Who is your anti-role model - the person you strive never to be like when you grow up?

I feel you. My mother is a sullen alcoholic who lies in bed nearly 24 hours a day with the television constantly on. We find empty bags of chips and jars of mayonnaise just sitting next to her bed, and she doesn't really eat meals. She doesn't shower regularly and is always constipated because of her bad diet and lack of movement. She compensates for this with lots of laxatives, which then give her explosive diarrhea. She's completely unresponsive to any encouragement to change any of this. When she occasionally ventures out of her room she does one of 3 things: ask where all the cats are at that moment, boss my dad around and steer any running conversation toward an anecdote about her childhood, usually some tale of woe about herself that she wants pity for. She has done literally nothing with her life these last 10 years except drink wine and watch television. She's found one reason or another to write off virtually everyone she's ever known.
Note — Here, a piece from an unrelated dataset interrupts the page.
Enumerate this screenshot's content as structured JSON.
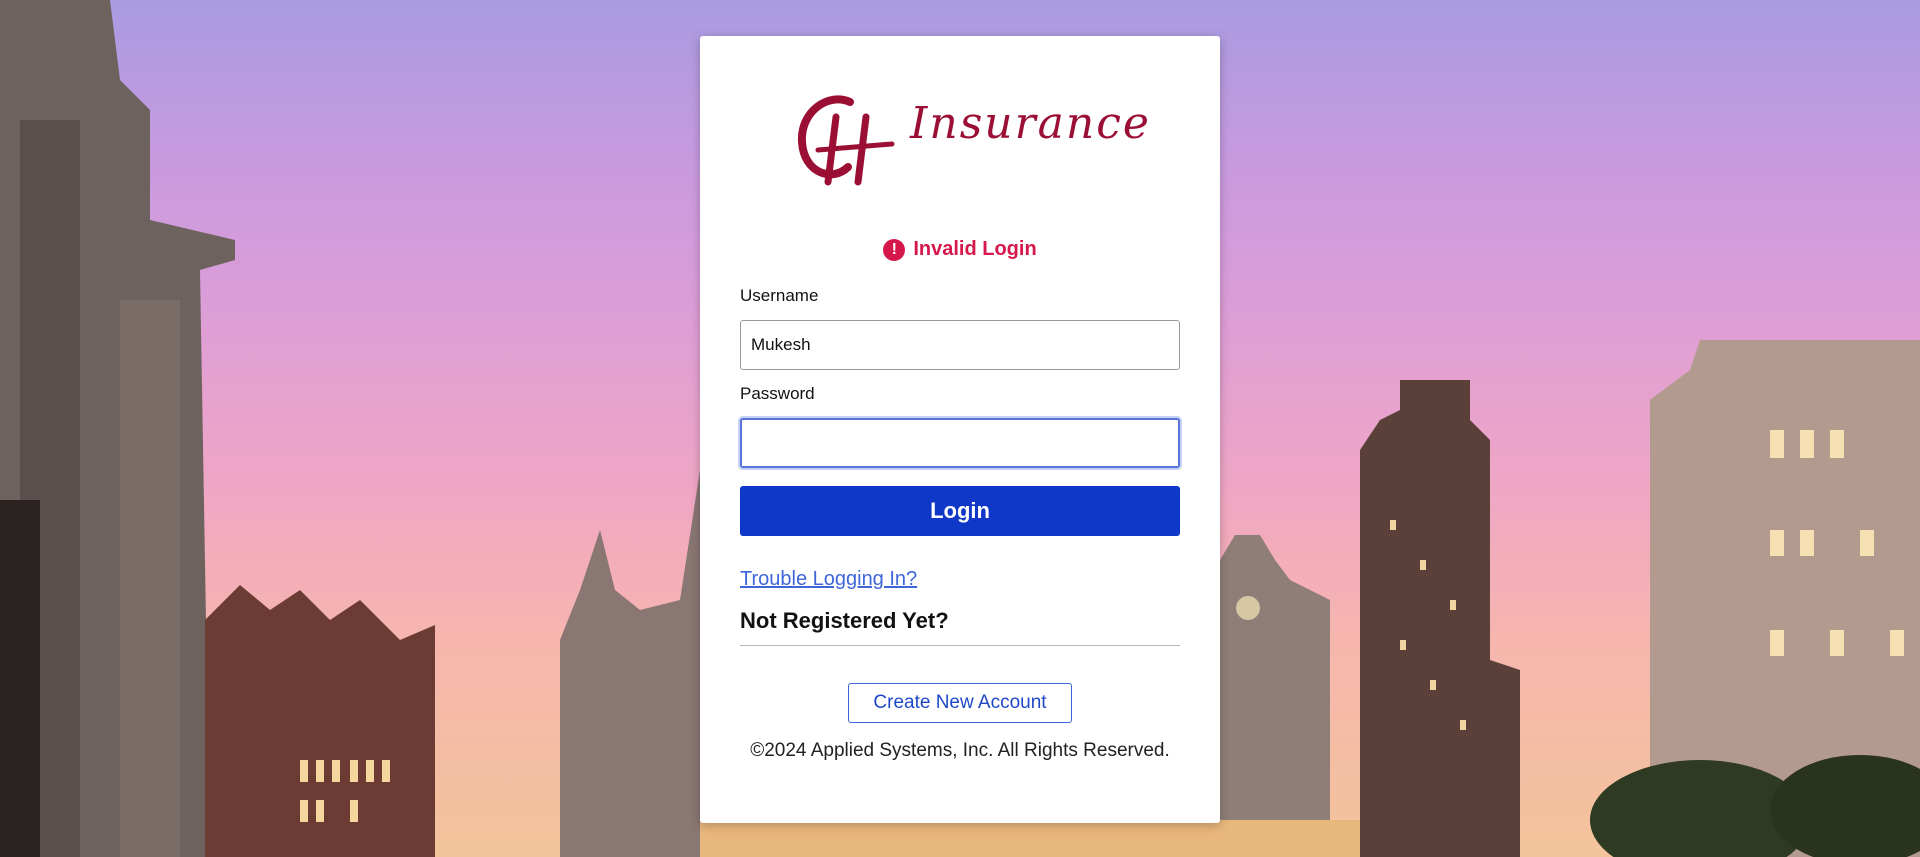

I have no idea how or why she's still alive. She doesn't seem to be living for anything whatsoever, and it's painful to be around a person whose mind hasn't been nourished by learning or traveling or working or social life in years. Her idea of something to talk about is an amusing commercial she saw on TV. We've lost other elders in our family who were vitally alive and forces for good until cancer or some other illness got them. I feel like every day of my mother's life is not only a waste, and a burden to others, but an insult to those we've lost. I refuse to end up like her: wallowing in self-pity and consoling myself with unrepentant sloth and squalor.